May 16, 2016
Last week, we briefly covered the decision by European Union lawmakers to vote against the application by China to be considered a market economy, a recognition China says it is due automatically by December following an agreement in 2001 set to mature this year.
We also published an in-depth look at what China market economy status would mean for U.S./E.U relationship with China.
The European Parliament’s decision was overwhelming, 546 votes in favor and only 28 against, with 77 abstentions so, while the vote is non-binding, it raises the stakes for the European Commission, which will decide shortly whether China deserves to have its status upgraded.
For both sides the debate is at the wrong time. Europe’s steel industry is being decimated by cheap imports from China, raising the stakes for politicians otherwise inclined toward a more free-market approach. The British, in particular, find themselves (not for the first time) somewhat isolated in wanting more open engagement even though their domestic steel industry has been hit harder than most.
In reality, the decision is much more political than practical. Market economy status matters when it comes to deciding whether a country is “dumping,” exporting goods at below cost price. Nations deemed to be market economies can resist anti-dumping measures if they can show that domestic prices are no higher than the price at which goods are sold overseas.
This makes it harder for trade partners to claim they are selling abroad at unfair prices. But there are other mechanisms Europe could adopt to protect its steel industry such as tightening its guidelines on anti-dumping procedures.

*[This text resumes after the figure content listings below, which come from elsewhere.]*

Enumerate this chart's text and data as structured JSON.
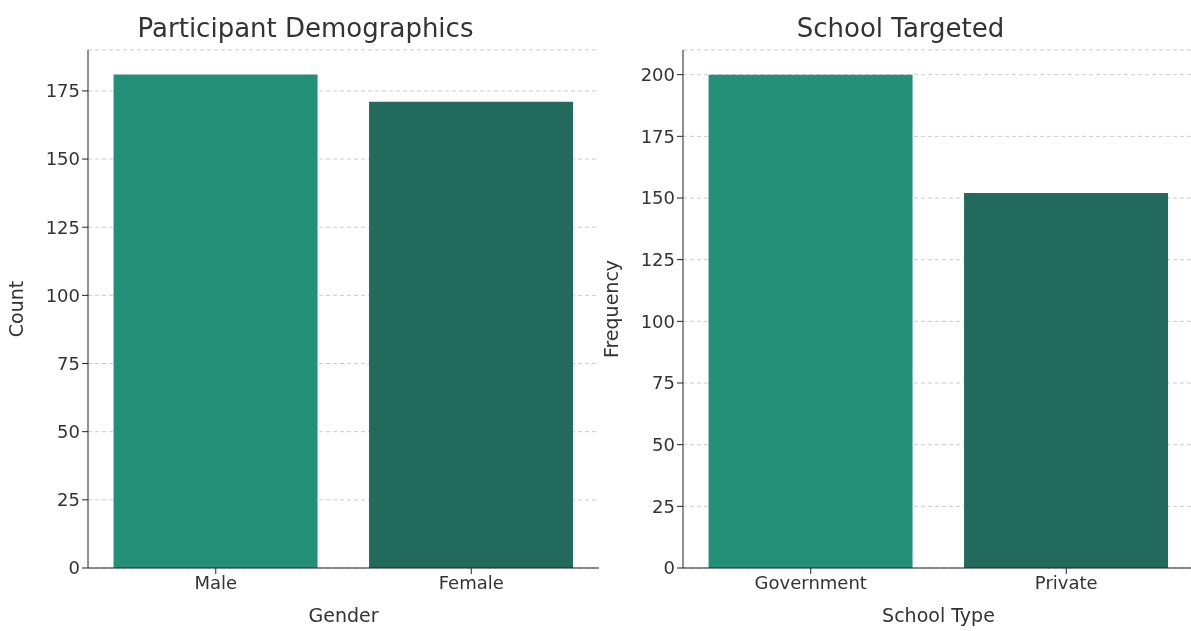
{
  "chart_data": [
    {
      "type": "bar",
      "title": "Participant Demographics",
      "xlabel": "Gender",
      "ylabel": "Count",
      "categories": [
        "Male",
        "Female"
      ],
      "values": [
        181,
        171
      ],
      "colors": [
        "#239077",
        "#226b5c"
      ],
      "ylim": [
        0,
        190
      ],
      "yticks": [
        0,
        25,
        50,
        75,
        100,
        125,
        150,
        175
      ],
      "grid": "y"
    },
    {
      "type": "bar",
      "title": "School Targeted",
      "xlabel": "School Type",
      "ylabel": "Frequency",
      "categories": [
        "Government",
        "Private"
      ],
      "values": [
        200,
        152
      ],
      "colors": [
        "#239077",
        "#226b5c"
      ],
      "ylim": [
        0,
        210
      ],
      "yticks": [
        0,
        25,
        50,
        75,
        100,
        125,
        150,
        175,
        200
      ],
      "grid": "y"
    }
  ]
}
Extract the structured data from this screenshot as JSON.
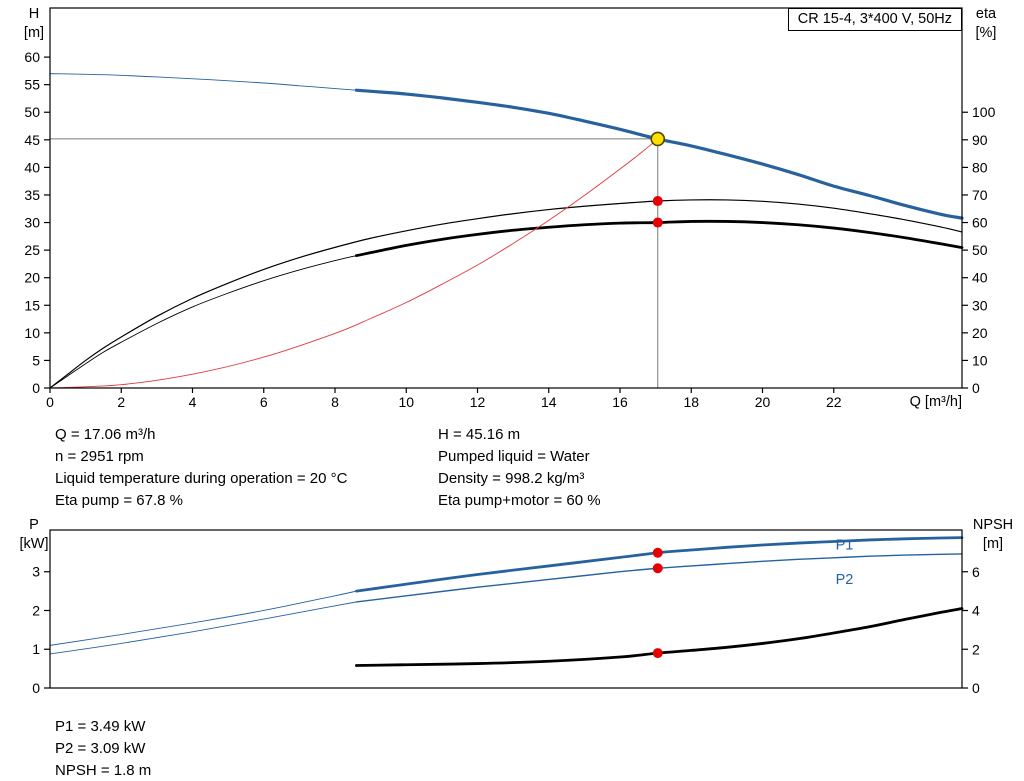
{
  "details": {
    "left": [
      "Q = 17.06 m³/h",
      "n = 2951 rpm",
      "Liquid temperature during operation = 20 °C",
      "Eta pump = 67.8 %"
    ],
    "right": [
      "H = 45.16 m",
      "Pumped liquid = Water",
      "Density = 998.2 kg/m³",
      "Eta pump+motor = 60 %"
    ],
    "bottom": [
      "P1 = 3.49 kW",
      "P2 = 3.09 kW",
      "NPSH = 1.8 m"
    ]
  },
  "colors": {
    "curve_blue": "#27629f",
    "curve_red": "#e0393e",
    "dot_red": "#e60000",
    "duty_yellow": "#ffdf00",
    "crosshair_gray": "#7a7a7a"
  },
  "chart_data": [
    {
      "type": "line",
      "title": "CR 15-4, 3*400 V, 50Hz",
      "x": {
        "name": "Q [m³/h]",
        "min": 0,
        "max": 25.6,
        "ticks": [
          0,
          2,
          4,
          6,
          8,
          10,
          12,
          14,
          16,
          18,
          20,
          22
        ]
      },
      "y_left": {
        "name": "H",
        "unit": "[m]",
        "min": 0,
        "max": 68.9,
        "ticks": [
          0,
          5,
          10,
          15,
          20,
          25,
          30,
          35,
          40,
          45,
          50,
          55,
          60
        ]
      },
      "y_right": {
        "name": "eta",
        "unit": "[%]",
        "min": 0,
        "max": 137.8,
        "ticks": [
          0,
          10,
          20,
          30,
          40,
          50,
          60,
          70,
          80,
          90,
          100
        ]
      },
      "crosshair": {
        "x": 17.06,
        "y": 45.16
      },
      "series": [
        {
          "name": "head-curve-thin",
          "color": "#27629f",
          "width": 0.9,
          "axis": "left",
          "points": [
            [
              0,
              57
            ],
            [
              1.5,
              56.8
            ],
            [
              3,
              56.4
            ],
            [
              4.5,
              55.9
            ],
            [
              6,
              55.3
            ],
            [
              7,
              54.8
            ],
            [
              8,
              54.3
            ],
            [
              8.6,
              54.0
            ]
          ]
        },
        {
          "name": "head-curve",
          "color": "#27629f",
          "width": 3.2,
          "axis": "left",
          "points": [
            [
              8.6,
              54.0
            ],
            [
              10,
              53.3
            ],
            [
              11,
              52.6
            ],
            [
              12,
              51.8
            ],
            [
              13,
              50.9
            ],
            [
              14,
              49.8
            ],
            [
              15,
              48.4
            ],
            [
              16,
              46.9
            ],
            [
              17.06,
              45.16
            ],
            [
              18,
              43.9
            ],
            [
              19,
              42.3
            ],
            [
              20,
              40.6
            ],
            [
              21,
              38.7
            ],
            [
              22,
              36.6
            ],
            [
              23,
              34.9
            ],
            [
              24,
              33.1
            ],
            [
              25,
              31.5
            ],
            [
              25.6,
              30.8
            ]
          ]
        },
        {
          "name": "eta-pump-curve",
          "color": "#000000",
          "width": 1.2,
          "axis": "right",
          "points": [
            [
              0,
              0
            ],
            [
              0.5,
              5
            ],
            [
              1,
              10
            ],
            [
              1.5,
              14.5
            ],
            [
              2,
              18.5
            ],
            [
              3,
              26
            ],
            [
              4,
              32.5
            ],
            [
              5,
              38
            ],
            [
              6,
              43
            ],
            [
              7,
              47.3
            ],
            [
              8,
              51
            ],
            [
              9,
              54.3
            ],
            [
              10,
              57
            ],
            [
              11,
              59.4
            ],
            [
              12,
              61.4
            ],
            [
              13,
              63.2
            ],
            [
              14,
              64.7
            ],
            [
              15,
              65.9
            ],
            [
              16,
              66.9
            ],
            [
              17.06,
              67.8
            ],
            [
              18,
              68.2
            ],
            [
              19,
              68.2
            ],
            [
              20,
              67.7
            ],
            [
              21,
              66.7
            ],
            [
              22,
              65.2
            ],
            [
              23,
              63.2
            ],
            [
              24,
              61
            ],
            [
              25,
              58.4
            ],
            [
              25.6,
              56.6
            ]
          ]
        },
        {
          "name": "eta-pump-motor-thin",
          "color": "#000000",
          "width": 0.9,
          "axis": "right",
          "points": [
            [
              0,
              0
            ],
            [
              0.5,
              4.4
            ],
            [
              1,
              8.8
            ],
            [
              1.5,
              13
            ],
            [
              2,
              16.6
            ],
            [
              3,
              23.4
            ],
            [
              4,
              29.4
            ],
            [
              5,
              34.4
            ],
            [
              6,
              38.9
            ],
            [
              7,
              42.8
            ],
            [
              8,
              46.2
            ],
            [
              8.6,
              48
            ]
          ]
        },
        {
          "name": "eta-pump-motor-curve",
          "color": "#000000",
          "width": 2.8,
          "axis": "right",
          "points": [
            [
              8.6,
              48
            ],
            [
              10,
              51.7
            ],
            [
              11,
              53.9
            ],
            [
              12,
              55.7
            ],
            [
              13,
              57.2
            ],
            [
              14,
              58.3
            ],
            [
              15,
              59.2
            ],
            [
              16,
              59.8
            ],
            [
              17.06,
              60
            ],
            [
              18,
              60.4
            ],
            [
              19,
              60.4
            ],
            [
              20,
              60
            ],
            [
              21,
              59.2
            ],
            [
              22,
              58
            ],
            [
              23,
              56.4
            ],
            [
              24,
              54.5
            ],
            [
              25,
              52.3
            ],
            [
              25.6,
              50.9
            ]
          ]
        },
        {
          "name": "system-curve",
          "color": "#e0393e",
          "width": 0.9,
          "axis": "left",
          "points": [
            [
              0,
              0
            ],
            [
              2,
              0.6
            ],
            [
              4,
              2.5
            ],
            [
              6,
              5.6
            ],
            [
              8,
              9.9
            ],
            [
              9,
              12.6
            ],
            [
              10,
              15.5
            ],
            [
              11,
              18.8
            ],
            [
              12,
              22.3
            ],
            [
              13,
              26.2
            ],
            [
              14,
              30.4
            ],
            [
              15,
              34.9
            ],
            [
              16,
              39.7
            ],
            [
              16.6,
              42.7
            ],
            [
              17.06,
              45.16
            ]
          ]
        }
      ],
      "markers": [
        {
          "name": "duty-point",
          "x": 17.06,
          "y": 45.16,
          "axis": "left",
          "r": 6.5,
          "fill": "#ffdf00",
          "stroke": "#4a4a00"
        },
        {
          "name": "eta-pump-dot",
          "x": 17.06,
          "y": 67.8,
          "axis": "right",
          "r": 5,
          "fill": "#e60000"
        },
        {
          "name": "eta-pump-motor-dot",
          "x": 17.06,
          "y": 60,
          "axis": "right",
          "r": 5,
          "fill": "#e60000"
        }
      ],
      "annotations": []
    },
    {
      "type": "line",
      "title": "",
      "x": {
        "name": "",
        "min": 0,
        "max": 25.6,
        "ticks": []
      },
      "y_left": {
        "name": "P",
        "unit": "[kW]",
        "min": 0,
        "max": 4.077,
        "ticks": [
          0,
          1,
          2,
          3
        ]
      },
      "y_right": {
        "name": "NPSH",
        "unit": "[m]",
        "min": 0,
        "max": 8.155,
        "ticks": [
          0,
          2,
          4,
          6
        ]
      },
      "series": [
        {
          "name": "p1-curve-thin",
          "color": "#27629f",
          "width": 0.9,
          "axis": "left",
          "points": [
            [
              0,
              1.1
            ],
            [
              2,
              1.38
            ],
            [
              4,
              1.68
            ],
            [
              6,
              2.0
            ],
            [
              8,
              2.38
            ],
            [
              8.6,
              2.5
            ]
          ]
        },
        {
          "name": "p1-curve",
          "color": "#27629f",
          "width": 2.8,
          "axis": "left",
          "points": [
            [
              8.6,
              2.5
            ],
            [
              10,
              2.68
            ],
            [
              12,
              2.93
            ],
            [
              14,
              3.15
            ],
            [
              16,
              3.37
            ],
            [
              17.06,
              3.49
            ],
            [
              18,
              3.56
            ],
            [
              19,
              3.63
            ],
            [
              20,
              3.69
            ],
            [
              21,
              3.74
            ],
            [
              22,
              3.78
            ],
            [
              23,
              3.82
            ],
            [
              24,
              3.85
            ],
            [
              25,
              3.87
            ],
            [
              25.6,
              3.88
            ]
          ]
        },
        {
          "name": "p2-curve-thin",
          "color": "#27629f",
          "width": 0.9,
          "axis": "left",
          "points": [
            [
              0,
              0.88
            ],
            [
              2,
              1.15
            ],
            [
              4,
              1.45
            ],
            [
              6,
              1.78
            ],
            [
              8,
              2.12
            ],
            [
              8.6,
              2.22
            ]
          ]
        },
        {
          "name": "p2-curve",
          "color": "#27629f",
          "width": 1.4,
          "axis": "left",
          "points": [
            [
              8.6,
              2.22
            ],
            [
              10,
              2.38
            ],
            [
              12,
              2.6
            ],
            [
              14,
              2.8
            ],
            [
              16,
              3.0
            ],
            [
              17.06,
              3.09
            ],
            [
              18,
              3.15
            ],
            [
              19,
              3.21
            ],
            [
              20,
              3.27
            ],
            [
              21,
              3.32
            ],
            [
              22,
              3.36
            ],
            [
              23,
              3.4
            ],
            [
              24,
              3.43
            ],
            [
              25,
              3.45
            ],
            [
              25.6,
              3.46
            ]
          ]
        },
        {
          "name": "npsh-curve",
          "color": "#000000",
          "width": 2.8,
          "axis": "left",
          "points": [
            [
              8.6,
              0.58
            ],
            [
              10,
              0.6
            ],
            [
              12,
              0.63
            ],
            [
              14,
              0.69
            ],
            [
              16,
              0.8
            ],
            [
              17.06,
              0.9
            ],
            [
              18,
              0.97
            ],
            [
              19,
              1.05
            ],
            [
              20,
              1.15
            ],
            [
              21,
              1.27
            ],
            [
              22,
              1.42
            ],
            [
              23,
              1.58
            ],
            [
              24,
              1.77
            ],
            [
              25,
              1.95
            ],
            [
              25.6,
              2.05
            ]
          ]
        }
      ],
      "markers": [
        {
          "name": "p1-dot",
          "x": 17.06,
          "y": 3.49,
          "axis": "left",
          "r": 5,
          "fill": "#e60000"
        },
        {
          "name": "p2-dot",
          "x": 17.06,
          "y": 3.09,
          "axis": "left",
          "r": 5,
          "fill": "#e60000"
        },
        {
          "name": "npsh-dot",
          "x": 17.06,
          "y": 1.8,
          "axis": "right",
          "r": 5,
          "fill": "#e60000"
        }
      ],
      "annotations": [
        {
          "name": "p1-label",
          "text": "P1",
          "x": 22.3,
          "y": 3.58,
          "axis": "left",
          "color": "#27629f"
        },
        {
          "name": "p2-label",
          "text": "P2",
          "x": 22.3,
          "y": 2.68,
          "axis": "left",
          "color": "#27629f"
        }
      ]
    }
  ]
}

Most politicians in Europe are arguing that China does not deserve ME status, pointing to cheap and commitment-free credit granted by state banks, free land and subsidized energy that many Chinese state-owned companies enjoy. In addition, China has made little progress in reforming state-owned enterprises in recent years, despite promises to do so.
State-owned companies control a similar majority of the manufacturing sector today as some five years ago. Talk of closing 150 million metric tons of steel capacity over the next five years are undermined by new capacity under construction. The country’s estimated 400 mmt of excess capacity will remain a major threat to steel producers the world over for years to come.
If the EU follows the European Parliament’s lead in denying China ME status, it will be a further nail in the coffin of free trade at a time when populist politicians in Europe and the U.S. are gaining support on the back of protectionist policies. In the case of steel, it is hard to argue otherwise from a European perspective, but where China’s ME status goes, North America’s TransAtlantic Trade and Investment Partnership could follow.